Language of document : ECLI:EU:T:2012:143

Zaak T‑174/11

Modelo Continente Hipermercados, SA, sucursal en España

tegen

Europese Commissie

„Beroep tot nietigverklaring — Staatssteun — Steunregeling die belastingafschrijving van financiële goodwill bij verwerving van deelnemingen in buitenlandse ondernemingen toestaat — Beschikking waarbij steunregeling onverenigbaar met gemeenschappelijke markt wordt verklaard en geen terugvordering van steun wordt gelast — Geen individuele geraaktheid — Niet-ontvankelijkheid”

Samenvatting van de beschikking

1.      Beroep tot nietigverklaring — Natuurlijke of rechtspersonen — Handelingen die hen rechtstreeks en individueel raken — Beschikking van Commissie houdende verbod van sectorale steunregeling — Beroep van onderneming die uit hoofde van deze regeling toegekende individuele steun heeft genoten zonder aan terugbetalingsverplichting te zijn onderworpen — Niet-ontvankelijkheid

(Art. 263, vierde alinea, VWEU)

2.      Unierecht — Beginselen — Recht op effectieve rechterlijke bescherming — Door Gerecht niet-ontvankelijk verklaard beroep tot nietigverklaring van beschikking inzake staatssteun — Mogelijkheid om nationale rechter een prejudiciële verwijzing voor te stellen

1.      Een onderneming kan in beginsel geen beroep tot nietigverklaring instellen tegen een beschikking van de Commissie waarbij een sectorale steunregeling wordt verboden, wanneer deze beschikking haar enkel raakt vanwege het feit dat zij tot de betrokken sector behoort en zij een potentieel begunstigde van die regeling is.
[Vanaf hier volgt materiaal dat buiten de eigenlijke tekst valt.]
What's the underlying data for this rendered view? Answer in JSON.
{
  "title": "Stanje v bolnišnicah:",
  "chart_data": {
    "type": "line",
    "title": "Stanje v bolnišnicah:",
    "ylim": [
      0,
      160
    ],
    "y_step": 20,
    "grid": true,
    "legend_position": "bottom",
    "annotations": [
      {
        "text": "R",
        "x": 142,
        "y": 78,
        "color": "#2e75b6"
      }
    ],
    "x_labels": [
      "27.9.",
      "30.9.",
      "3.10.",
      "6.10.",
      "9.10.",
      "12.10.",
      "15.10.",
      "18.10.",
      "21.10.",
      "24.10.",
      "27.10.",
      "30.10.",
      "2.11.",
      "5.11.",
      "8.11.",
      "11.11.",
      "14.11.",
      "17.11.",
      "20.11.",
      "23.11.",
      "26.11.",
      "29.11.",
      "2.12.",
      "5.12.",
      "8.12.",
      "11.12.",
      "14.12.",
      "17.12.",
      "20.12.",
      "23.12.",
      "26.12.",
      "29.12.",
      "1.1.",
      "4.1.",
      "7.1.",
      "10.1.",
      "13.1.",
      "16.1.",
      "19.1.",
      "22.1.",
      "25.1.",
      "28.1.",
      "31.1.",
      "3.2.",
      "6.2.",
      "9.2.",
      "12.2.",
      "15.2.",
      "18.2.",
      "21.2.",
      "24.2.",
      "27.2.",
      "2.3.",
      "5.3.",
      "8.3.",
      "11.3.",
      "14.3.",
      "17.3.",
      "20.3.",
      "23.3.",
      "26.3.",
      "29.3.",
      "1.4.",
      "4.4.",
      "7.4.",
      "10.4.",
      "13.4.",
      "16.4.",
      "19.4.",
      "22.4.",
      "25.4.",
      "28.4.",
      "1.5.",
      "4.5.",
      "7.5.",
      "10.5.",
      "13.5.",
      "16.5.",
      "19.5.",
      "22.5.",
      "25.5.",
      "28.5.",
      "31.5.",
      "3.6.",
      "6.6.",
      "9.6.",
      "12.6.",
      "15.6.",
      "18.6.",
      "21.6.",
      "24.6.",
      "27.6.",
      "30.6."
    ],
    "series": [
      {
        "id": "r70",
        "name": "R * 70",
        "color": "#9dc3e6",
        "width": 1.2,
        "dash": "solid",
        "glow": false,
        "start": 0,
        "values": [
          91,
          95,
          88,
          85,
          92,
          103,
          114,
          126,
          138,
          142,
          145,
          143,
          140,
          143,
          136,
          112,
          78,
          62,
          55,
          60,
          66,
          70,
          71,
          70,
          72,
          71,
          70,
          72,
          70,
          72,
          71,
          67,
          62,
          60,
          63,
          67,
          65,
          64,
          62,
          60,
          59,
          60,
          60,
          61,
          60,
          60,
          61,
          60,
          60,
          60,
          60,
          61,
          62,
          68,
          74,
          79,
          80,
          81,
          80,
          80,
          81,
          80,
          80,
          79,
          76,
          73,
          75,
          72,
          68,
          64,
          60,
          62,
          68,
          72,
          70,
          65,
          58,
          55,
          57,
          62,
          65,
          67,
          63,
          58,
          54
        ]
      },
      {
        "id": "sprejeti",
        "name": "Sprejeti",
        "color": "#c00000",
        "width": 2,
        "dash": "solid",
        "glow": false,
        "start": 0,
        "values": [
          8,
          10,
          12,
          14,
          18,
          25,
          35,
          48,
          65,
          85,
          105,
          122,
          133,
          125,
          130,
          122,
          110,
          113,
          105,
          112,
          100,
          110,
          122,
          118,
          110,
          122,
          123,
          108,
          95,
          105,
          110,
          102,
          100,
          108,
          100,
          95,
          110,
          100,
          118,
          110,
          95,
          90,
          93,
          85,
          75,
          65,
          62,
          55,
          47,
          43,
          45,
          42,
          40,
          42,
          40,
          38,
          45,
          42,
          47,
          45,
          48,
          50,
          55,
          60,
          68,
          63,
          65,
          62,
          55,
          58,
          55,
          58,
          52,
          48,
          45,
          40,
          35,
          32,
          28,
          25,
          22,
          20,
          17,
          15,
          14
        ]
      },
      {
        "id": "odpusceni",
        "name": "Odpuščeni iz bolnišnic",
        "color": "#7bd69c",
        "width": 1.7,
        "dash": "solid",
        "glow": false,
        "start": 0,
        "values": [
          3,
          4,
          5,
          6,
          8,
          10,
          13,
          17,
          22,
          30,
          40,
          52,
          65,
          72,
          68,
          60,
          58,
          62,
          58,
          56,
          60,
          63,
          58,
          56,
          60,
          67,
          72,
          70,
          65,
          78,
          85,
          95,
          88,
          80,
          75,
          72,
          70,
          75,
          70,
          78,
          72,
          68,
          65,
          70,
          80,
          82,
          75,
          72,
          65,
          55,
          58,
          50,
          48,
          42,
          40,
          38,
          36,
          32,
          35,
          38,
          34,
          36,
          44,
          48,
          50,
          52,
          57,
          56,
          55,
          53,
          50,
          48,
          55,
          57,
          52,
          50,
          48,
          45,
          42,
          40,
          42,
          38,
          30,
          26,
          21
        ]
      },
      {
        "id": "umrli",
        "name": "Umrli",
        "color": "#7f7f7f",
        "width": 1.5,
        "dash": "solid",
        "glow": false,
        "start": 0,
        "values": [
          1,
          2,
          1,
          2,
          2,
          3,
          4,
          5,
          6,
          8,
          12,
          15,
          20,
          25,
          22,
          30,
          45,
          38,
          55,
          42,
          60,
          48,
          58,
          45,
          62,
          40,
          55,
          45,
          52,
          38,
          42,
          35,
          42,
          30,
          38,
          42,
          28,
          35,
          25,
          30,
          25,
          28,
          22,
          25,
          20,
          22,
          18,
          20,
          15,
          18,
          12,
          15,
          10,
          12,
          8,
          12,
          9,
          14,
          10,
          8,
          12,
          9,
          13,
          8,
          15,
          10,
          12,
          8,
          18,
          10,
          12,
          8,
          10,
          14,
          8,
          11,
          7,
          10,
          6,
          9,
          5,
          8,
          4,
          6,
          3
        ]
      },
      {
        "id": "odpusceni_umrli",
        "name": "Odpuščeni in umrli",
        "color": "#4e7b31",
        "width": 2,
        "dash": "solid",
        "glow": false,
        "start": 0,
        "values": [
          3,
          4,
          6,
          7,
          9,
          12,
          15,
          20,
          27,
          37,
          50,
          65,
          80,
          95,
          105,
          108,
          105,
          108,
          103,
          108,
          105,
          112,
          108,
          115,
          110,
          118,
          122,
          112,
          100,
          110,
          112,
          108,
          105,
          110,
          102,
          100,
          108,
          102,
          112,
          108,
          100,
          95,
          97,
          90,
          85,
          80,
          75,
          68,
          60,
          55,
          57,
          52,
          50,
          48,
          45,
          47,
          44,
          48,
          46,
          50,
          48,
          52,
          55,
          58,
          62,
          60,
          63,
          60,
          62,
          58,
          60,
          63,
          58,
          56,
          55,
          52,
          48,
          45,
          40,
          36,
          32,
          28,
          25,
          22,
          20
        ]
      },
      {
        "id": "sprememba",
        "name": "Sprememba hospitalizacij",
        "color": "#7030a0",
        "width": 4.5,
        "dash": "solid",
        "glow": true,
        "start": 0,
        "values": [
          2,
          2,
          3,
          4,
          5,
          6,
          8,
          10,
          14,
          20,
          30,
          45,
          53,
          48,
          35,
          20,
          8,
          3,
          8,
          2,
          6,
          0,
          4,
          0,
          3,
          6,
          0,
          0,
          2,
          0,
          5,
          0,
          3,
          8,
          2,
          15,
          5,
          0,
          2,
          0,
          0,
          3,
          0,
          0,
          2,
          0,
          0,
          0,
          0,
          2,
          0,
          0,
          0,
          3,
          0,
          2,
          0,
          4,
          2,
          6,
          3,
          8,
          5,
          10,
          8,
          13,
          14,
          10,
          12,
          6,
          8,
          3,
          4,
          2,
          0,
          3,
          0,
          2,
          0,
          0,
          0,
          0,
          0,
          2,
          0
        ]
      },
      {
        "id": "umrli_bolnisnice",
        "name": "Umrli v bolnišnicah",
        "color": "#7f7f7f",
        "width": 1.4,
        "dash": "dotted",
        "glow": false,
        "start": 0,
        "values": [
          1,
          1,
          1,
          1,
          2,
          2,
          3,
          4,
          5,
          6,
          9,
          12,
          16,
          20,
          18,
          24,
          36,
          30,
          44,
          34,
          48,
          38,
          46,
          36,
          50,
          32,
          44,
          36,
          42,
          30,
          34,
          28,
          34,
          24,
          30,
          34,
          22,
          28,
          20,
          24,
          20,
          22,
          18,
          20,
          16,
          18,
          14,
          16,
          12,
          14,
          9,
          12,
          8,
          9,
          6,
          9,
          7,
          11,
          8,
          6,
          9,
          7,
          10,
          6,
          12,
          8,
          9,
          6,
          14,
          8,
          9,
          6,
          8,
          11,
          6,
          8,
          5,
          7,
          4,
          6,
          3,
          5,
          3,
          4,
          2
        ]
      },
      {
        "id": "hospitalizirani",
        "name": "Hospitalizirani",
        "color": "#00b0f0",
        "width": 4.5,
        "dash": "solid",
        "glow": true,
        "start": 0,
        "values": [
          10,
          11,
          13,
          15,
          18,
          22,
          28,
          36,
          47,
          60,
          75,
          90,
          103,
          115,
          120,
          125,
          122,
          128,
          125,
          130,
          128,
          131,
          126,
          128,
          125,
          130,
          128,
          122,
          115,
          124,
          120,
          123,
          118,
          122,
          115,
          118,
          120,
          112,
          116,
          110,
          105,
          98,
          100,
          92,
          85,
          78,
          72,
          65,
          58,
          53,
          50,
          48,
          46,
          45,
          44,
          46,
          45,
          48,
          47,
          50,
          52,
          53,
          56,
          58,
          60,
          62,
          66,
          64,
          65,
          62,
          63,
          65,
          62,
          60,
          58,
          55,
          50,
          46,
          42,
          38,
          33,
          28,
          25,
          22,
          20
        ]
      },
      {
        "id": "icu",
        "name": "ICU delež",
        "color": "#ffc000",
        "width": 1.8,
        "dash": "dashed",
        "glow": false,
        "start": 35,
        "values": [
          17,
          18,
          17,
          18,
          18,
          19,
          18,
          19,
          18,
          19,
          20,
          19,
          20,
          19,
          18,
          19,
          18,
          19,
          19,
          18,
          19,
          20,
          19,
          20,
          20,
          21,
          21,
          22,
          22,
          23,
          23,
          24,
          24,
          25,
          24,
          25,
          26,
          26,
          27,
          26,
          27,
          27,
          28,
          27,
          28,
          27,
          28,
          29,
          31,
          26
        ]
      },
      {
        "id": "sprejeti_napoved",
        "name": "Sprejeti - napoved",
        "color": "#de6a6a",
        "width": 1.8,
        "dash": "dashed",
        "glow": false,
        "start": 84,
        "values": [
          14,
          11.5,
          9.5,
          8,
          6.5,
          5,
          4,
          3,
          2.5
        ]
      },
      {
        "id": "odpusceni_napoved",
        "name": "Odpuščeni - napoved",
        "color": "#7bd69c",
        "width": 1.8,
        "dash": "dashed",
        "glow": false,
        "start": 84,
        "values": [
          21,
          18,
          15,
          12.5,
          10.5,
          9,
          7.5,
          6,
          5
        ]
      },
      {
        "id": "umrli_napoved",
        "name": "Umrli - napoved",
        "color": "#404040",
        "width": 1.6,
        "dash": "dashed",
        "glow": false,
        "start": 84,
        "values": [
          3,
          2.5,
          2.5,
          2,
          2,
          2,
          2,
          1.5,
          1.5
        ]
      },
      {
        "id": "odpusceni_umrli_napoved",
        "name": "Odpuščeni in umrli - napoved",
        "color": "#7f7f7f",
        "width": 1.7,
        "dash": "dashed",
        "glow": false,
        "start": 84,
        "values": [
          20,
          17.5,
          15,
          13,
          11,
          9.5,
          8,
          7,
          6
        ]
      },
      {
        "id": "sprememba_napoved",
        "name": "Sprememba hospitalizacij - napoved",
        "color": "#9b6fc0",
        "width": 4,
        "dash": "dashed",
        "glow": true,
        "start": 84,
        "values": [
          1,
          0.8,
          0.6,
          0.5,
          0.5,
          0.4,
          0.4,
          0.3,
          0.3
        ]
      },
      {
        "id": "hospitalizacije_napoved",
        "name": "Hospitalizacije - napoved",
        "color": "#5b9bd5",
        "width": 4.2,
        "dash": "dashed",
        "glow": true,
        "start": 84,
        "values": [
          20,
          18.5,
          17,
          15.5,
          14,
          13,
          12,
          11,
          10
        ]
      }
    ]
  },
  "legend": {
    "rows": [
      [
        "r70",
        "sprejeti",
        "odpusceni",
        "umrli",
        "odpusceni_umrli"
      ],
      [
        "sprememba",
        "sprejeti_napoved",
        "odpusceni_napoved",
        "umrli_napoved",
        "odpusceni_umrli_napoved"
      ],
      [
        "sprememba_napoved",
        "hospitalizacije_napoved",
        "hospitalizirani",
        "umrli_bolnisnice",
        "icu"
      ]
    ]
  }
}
Een dergelijke beschikking vormt ten opzichte van die onderneming immers een maatregel van algemene strekking die in objectief bepaalde situaties van toepassing is en rechtsgevolgen heeft voor een categorie van in het algemeen en in abstracto omschreven personen. Wanneer de betrokken beschikking de verzoekende onderneming echter niet alleen raakt in haar hoedanigheid van onderneming uit de betrokken sector die een potentieel begunstigde van de betrokken steunregeling is, maar ook in haar hoedanigheid van daadwerkelijk begunstigde van uit hoofde van deze regeling toegekende individuele steun waarvan de Commissie de terugvordering heeft gelast, wordt zij door die beschikking individueel geraakt, en is het door haar daartegen ingestelde beroep ontvankelijk. Uit die formulering, die de terugvorderingsverplichting op één lijn stelt met de hoedanigheid van daadwerkelijke begunstigde van de verzoekende partij, kan niet worden afgeleid dat het vereiste van een dergelijke verplichting van bijkomend belang of zelfs overbodig is.

Aangezien de verzoekende onderneming niet aan een terugbetalingsverplichting is onderworpen, kan zij niet worden geacht individueel te zijn geraakt door een dergelijke beschikking.

(cf. punten 22‑23, 27, 31)

2.      De Unie is een rechtsunie waarin de handelingen van de instellingen aan het Verdrag en de algemene rechtsbeginselen, waartoe de grondrechten behoren, moeten worden getoetst. Particulieren moeten zich bijgevolg daadwerkelijk voor de rechter kunnen beroepen op de rechten die zij aan de rechtsorde van de Unie ontlenen.

Wanneer het Gerecht een beroep door een onderneming ingesteld tot nietigverklaring van een beschikking van de Commissie waarbij een steunregeling onverenigbaar met de gemeenschappelijke markt wordt verklaard en geen terugvordering van de steun wordt gelast, niet-ontvankelijk verklaart, staat niets eraan in de weg dat deze onderneming in het kader van eventuele gedingen voor een nationale rechter deze rechter voorstelt om krachtens artikel 267 VWEU een verzoek om een prejudiciële beslissing in te dienen om de geldigheid van de beschikking van de Commissie te betwisten, voor zover daarbij de litigieuze regeling onverenigbaar met de gemeenschappelijke markt is verklaard. In een dergelijk geval is de onderneming geenszins elke effectieve rechterlijke bescherming ontnomen.